Le rapprochement USA-Russie inquiète l'Europe de l'Est

 

Par Maurin Picard

 

09/04/2010

 

L'apparente lune de miel entre Obama et Medvedev réveille de vieilles craintes à Prague, Varsovie, Budapest et ailleurs, le souvenir de l'occupation soviétique demeure très présent, dix-neuf ans après la fin de la guerre froide et la désagrégation de l'URSS.

 

À Prague

 

Une fois la poignée de main historique échangée avec Dmitri Medvedev, jeudi à Prague, Barack Obama n'était pas ­encore tout à fait au bout de ses peines. Tandis que le président russe regagnait Moscou sitôt la cérémonie de signature du traité Start terminée, son homologue américain s'apprêtait à prolonger son séjour de quelques heures dans la capitale tchèque. Le temps de recevoir à dîner onze chefs d'État et de gouvernement d'Europe centrale et orientale à la résidence de l'ambassadeur américain, avant de redécoller vendredi matin pour Washington à bord d'Air Force One.

 

Faire pièce aux visées russes

Loin d'être une formalité, ce repas entre alliés revêtait une importance capitale pour le chef de la Maison-Blanche, qui devait entendre les doléances de ses interlocuteurs tchèques, slovaques, polonais, hongrois, roumains, bulgares et baltes, passablement remontés contre l'apparente lune de miel entre leur hôte et Dmitri Medvedev.

 

Au cœur du continent, autrefois ligne de fracture entre l'Alliance atlantique et le pacte de Varsovie, le rapprochement stratégique russo-américain ne fait pas que des heureux.
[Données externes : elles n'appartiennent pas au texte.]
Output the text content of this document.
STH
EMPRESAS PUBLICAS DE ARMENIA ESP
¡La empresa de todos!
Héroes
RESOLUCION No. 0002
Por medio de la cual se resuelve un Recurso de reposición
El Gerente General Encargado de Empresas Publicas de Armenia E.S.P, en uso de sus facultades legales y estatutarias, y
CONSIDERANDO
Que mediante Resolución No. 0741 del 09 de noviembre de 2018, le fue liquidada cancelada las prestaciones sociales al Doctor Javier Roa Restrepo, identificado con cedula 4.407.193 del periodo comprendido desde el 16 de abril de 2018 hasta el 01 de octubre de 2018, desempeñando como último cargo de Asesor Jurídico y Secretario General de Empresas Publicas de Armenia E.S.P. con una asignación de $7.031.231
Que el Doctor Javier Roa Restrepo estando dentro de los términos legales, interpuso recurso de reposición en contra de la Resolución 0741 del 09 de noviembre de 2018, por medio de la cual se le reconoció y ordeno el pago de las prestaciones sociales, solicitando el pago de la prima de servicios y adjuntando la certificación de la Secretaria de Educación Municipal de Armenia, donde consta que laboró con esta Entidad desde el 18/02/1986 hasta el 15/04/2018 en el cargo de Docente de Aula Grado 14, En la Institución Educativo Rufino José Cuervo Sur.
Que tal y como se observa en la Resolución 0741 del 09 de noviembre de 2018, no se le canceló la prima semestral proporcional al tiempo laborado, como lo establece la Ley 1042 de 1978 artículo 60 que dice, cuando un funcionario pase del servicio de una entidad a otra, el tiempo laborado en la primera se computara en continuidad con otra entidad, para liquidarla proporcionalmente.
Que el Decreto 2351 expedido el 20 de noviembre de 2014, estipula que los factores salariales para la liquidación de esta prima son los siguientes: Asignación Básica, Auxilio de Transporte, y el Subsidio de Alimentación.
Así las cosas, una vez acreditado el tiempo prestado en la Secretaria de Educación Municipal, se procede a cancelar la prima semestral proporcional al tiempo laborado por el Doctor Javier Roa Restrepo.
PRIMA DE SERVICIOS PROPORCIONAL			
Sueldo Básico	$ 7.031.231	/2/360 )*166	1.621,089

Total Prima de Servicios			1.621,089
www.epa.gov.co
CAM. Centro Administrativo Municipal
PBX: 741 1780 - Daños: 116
À Prague, Varsovie, Budapest et ailleurs, le souvenir de l'occupation soviétique demeure très présent, dix-neuf ans après la fin de la guerre froide et la désagrégation de l'URSS. Depuis une décennie, les anciens États satellites de Moscou avaient cru se prémunir contre une résurgence de l'impérialisme russe en adhérant l'un après l'autre à l'Otan. Mais voilà que la nouvelle doctrine nucléaire de Washington, dévoilée mardi, et l'accord Start de réduction des arsenaux russes et américains, après la crise géorgienne de l'été 2009, viennent réveiller de vieilles craintes.

 

«En signant ce traité en République tchèque, un État membre de l'Union européenne et de l'Otan, tempère Jiri Schneider, directeur de l'Institut d'études de sécurité de Prague, les États-Unis affirment symboliquement leur implication dans la sécurité européenne et la désué tude des vieilles divisions Est-Ouest. Mais le risque existe aussi que les Russes profitent de cette visite pour dire: nous sommes , et vous êtes toujours dans la sphère d'influence russe

 

En juillet 2009, l'ancien président tchèque Vaclav Havel et son confrère polonais Lech Walesa, appuyés par de nombreux dirigeants est-européens, s'étaient fendus d'une lettre ouverte à l'Administration Obama, lui enjoignant de maintenir sa présence dans la région et de faire pièce aux visées russes. Leurs successeurs espèrent à présent que cet appel a bien été reçu.